A arte como marca de um passado distante - Por Renê Müller


Pedra em formato de cabeça é uma das descobertas de pesquisadores no Morro das Aranhas, em Florianópolis.



Quem imaginaria: no tempo em que ainda se formavam os núcleos de colonização do país, grande parte das riquezas eram caçadas sob símbolos rupestres. Antes da chegada dos padres católicos ao Brasil, os índios tinham na natureza suas divindades. As milenares inscrições em pedra, então, comprovavam a espiritualidade dos nativos.

Daí o fato de que alguns dos sítios de intervenção rupestre (palavra que significa inscrição em pedra) foram depredados há séculos. Esconderiam, pelas crendices de então, tesouros enterrados. Era uma das maneiras de conseguir, por via indireta, que os símbolos pagãos fossem destruídos. O mesmo já havia ocorrido muito tempo antes, na Europa. Isso explica, por exemplo, por que alguns sítios de inscrições localizados no litoral de Santa Catarina estão bastante danificados, bagunçados.

Boa parte das intervenções rupestres, curiosamente, localiza-se em pontos de acesso fácil, muitos dos quais frequentados diariamente. Uma das razões seria a pouca atenção dada às inscrições e monumentos por arqueólogos. A mobilização científica em torno dessas manifestações é recente. No Norte da Ilha de Santa Catarina, o cenário também é descaracterizado. Na trilha do Costão do Morro das Aranhas, no Santinho, um dos sítios mais interessantes – o “sítio da poltrona” – foi bastante castigado, mas ainda mantém algumas das características deixadas pelos nativos. Uma delas, claro, é a “poltrona”, uma pedra que foi limada de modo a comportar a presença de uma pessoa sentada.

O local ainda conta com uma “cabeça” de pedra, um ofertório – semelhante aos que os incas utilizavam nos Andes –, e um rosto oculto no paredão. Mas não seriam as formas encontradas na pedra simples coincidência? Não, explica o pesquisador de inscrições rupestres Keler Lucas. Lucas é pesquisador há 29 anos, e autor das obras: Arte Rupestre em Florianópolis (1994) e Arte Rupestre em Santa Catarina (1996). Ele mostra que o trabalho feito na pedra pela intervenção humana é fácil de ser identificado. Até a textura da pedra fica diferente. Uma marca de entalhada indica claramente a nova descoberta de Keler e do coordenador de Ecologia do resort Costão do Santinho, Ciro Couto: uma grande pedra em formato de cabeça, localizada na metade da trilha. "Imaginávamos que pudesse ser a representação de uma cabeça, mas há pouco é que, enxergando a pedra do outro lado, tivemos a certeza de que trata-se de uma figura trabalhada", explica Lucas.
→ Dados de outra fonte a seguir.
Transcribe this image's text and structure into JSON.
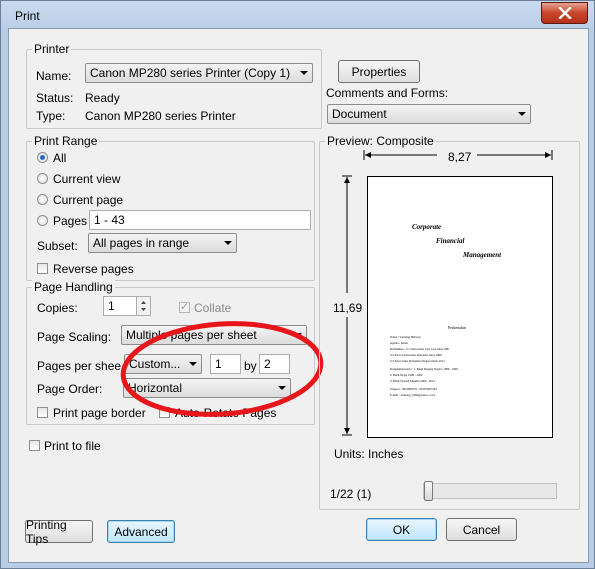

Rochas são de diferentes tipos

Quase todas as inscrições do local estão gravadas em diabásio, um tipo de rocha escura que possui grande quantidade de ferro em sua composição. A curiosidade explica algumas das intervenções encontradas ali, como o ofertório, que foi criado com a colocação de uma grande pedra gnaisse (metamórfica) sobre uma laje de diabásio. "Essa rocha não é daqui, com certeza foi transportada de alguma maneira para compor esse altar",  afirma o pesquisador. A ideia de Keler agora é fazer um completo levantamento não apenas da trilha, como também de todo o Morro da Aranha. O objetivo do pesquisador é que a área possa ser aproveitada também para o turismo e a educação ambiental. Projeta também a ampliação de infraestrutura.

Acredita-se que o local ainda pode conter antigas estações líticas, os pontos que eram utilizados pelos antigos povos para afiar instrumentos e triturar alimentos. Hoje, pouco mais de 100 metros da trilha foram calçados. O pesquisador está à procura de patrocínio para a empreitada. "O objetivo é esquadrinhar toda a área, localizar todas as inscrições, e também estimular o conhecimento e a visitação aos sítios rupestres. A esperança é que patrocinadores como o próprio resort fiquem sensibilizados com a iniciativa", explica. A trilha do Costão é de fácil acesso. Começa no final da Praia do Santinho e o estende-se por 2,3 quilômetros, circulando o Morro da Aranha. O morro conta com 100 hectares de área verde, dos quais 55 hectares são de Área de Preservação Permanente e 45 hectares Reserva Particular de Patrimônio Natural (RPPN), administrada pelo resort.